Hey remember back in 2018 when Politico ran a whole big feature about how fortunate son Chase Koch isn’t passionate about politics, and we were skeptical that it signaled the network’s direction would change as Politico suggested? Or what about in 2019 when the Washington Post ran a big piece on the Koch network’s new name and supposed shift away from politics, and we pointed out it’s not such a shift at all, as was confirmed by later documentation that showed the network increased levels of lobbying?
Good.
Because yesterday, Emily Seidel, the CEO of the Koch networks’s Americans for Prosperity, told CNN that “the people who thought that we may have been backing down from politics are going to be surprised, because the reality is we’ve been strengthening our capabilities to go bigger than ever before.”
And it’s not like they haven’t already been big. In 2018, they reportedly planned to spend $400 million on politics, and worked to influence the outcome of 64 different races. In 2020, according to Seidel, they’re looking to double or triple the number of races, suggesting they may be dropping something in the neighborhood of a billion dollars on the 2020 election cycle.

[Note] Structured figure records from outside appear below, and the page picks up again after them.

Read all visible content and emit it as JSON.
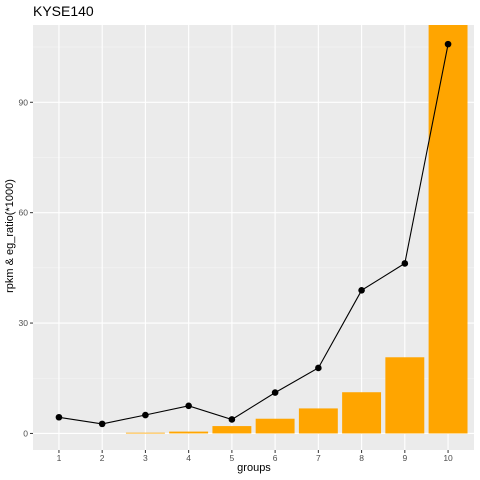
{
  "chart_data": {
    "type": "bar",
    "title": "KYSE140",
    "xlabel": "groups",
    "ylabel": "rpkm & eg_ratio(*1000)",
    "categories": [
      "1",
      "2",
      "3",
      "4",
      "5",
      "6",
      "7",
      "8",
      "9",
      "10"
    ],
    "ylim": [
      -4.5,
      111
    ],
    "yticks": [
      0,
      30,
      60,
      90
    ],
    "grid": true,
    "series": [
      {
        "kind": "bar",
        "values": [
          0,
          0,
          0.2,
          0.5,
          2.0,
          4.0,
          6.8,
          11.2,
          20.7,
          111.0
        ]
      },
      {
        "kind": "line",
        "values": [
          4.4,
          2.6,
          5.0,
          7.5,
          3.8,
          11.1,
          17.8,
          38.9,
          46.2,
          105.8
        ]
      }
    ],
    "colors": {
      "bar": "#FFA500",
      "line": "#000000",
      "panel": "#EBEBEB",
      "grid_major": "#FFFFFF",
      "grid_minor": "#F5F5F5"
    }
  }
}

Now, you could be forgiven for thinking that perhaps the Koch network was going to be taking a new approach given the uncritical coverage to that effect, and the fact that in 2019 Emily Seidel sent out a memo to AfP with the subject line that began “A new approach” and a concluding sentence that reiterated their “new approach to public policy and political engagement in America.”

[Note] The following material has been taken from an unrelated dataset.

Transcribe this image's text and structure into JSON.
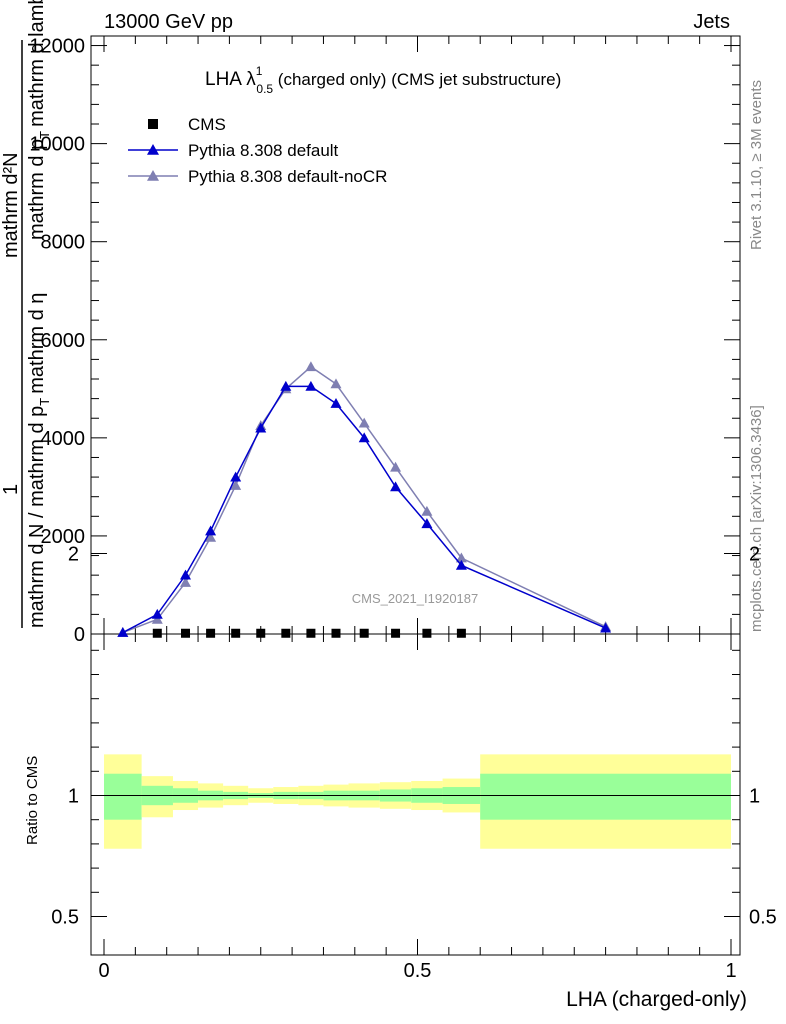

Part of that new approach was a supposed olive branch to Democrats willing to work on Koch priorities, like criminal justice reform. Is that reflected in their 2020 spending? Seidel told CNN that they’re “not looking for Democrats” or Republicans, just “people who are committed to driving on these policies that we believe will help the lives of all Americans.”
Which is a lovely sounding quote, but like most things in the Koch world, it’s a lie: according to CNN, all 10 candidates AfP’s political arm has endorsed for 2020 are Republicans.
The Koch network was all too eager to feed media the narrative that this new approach would be bipartisan and apolitical, but they’re now making it clear it's really the same old strategy: invest millions exploiting a gullible press to deceive the public in order to protect Koch Industry profits from regulation.
So if you are one of those people who was actually surprised by Seidel’s declaration that they’re going to “go bigger than ever before,” you must not have been paying attention.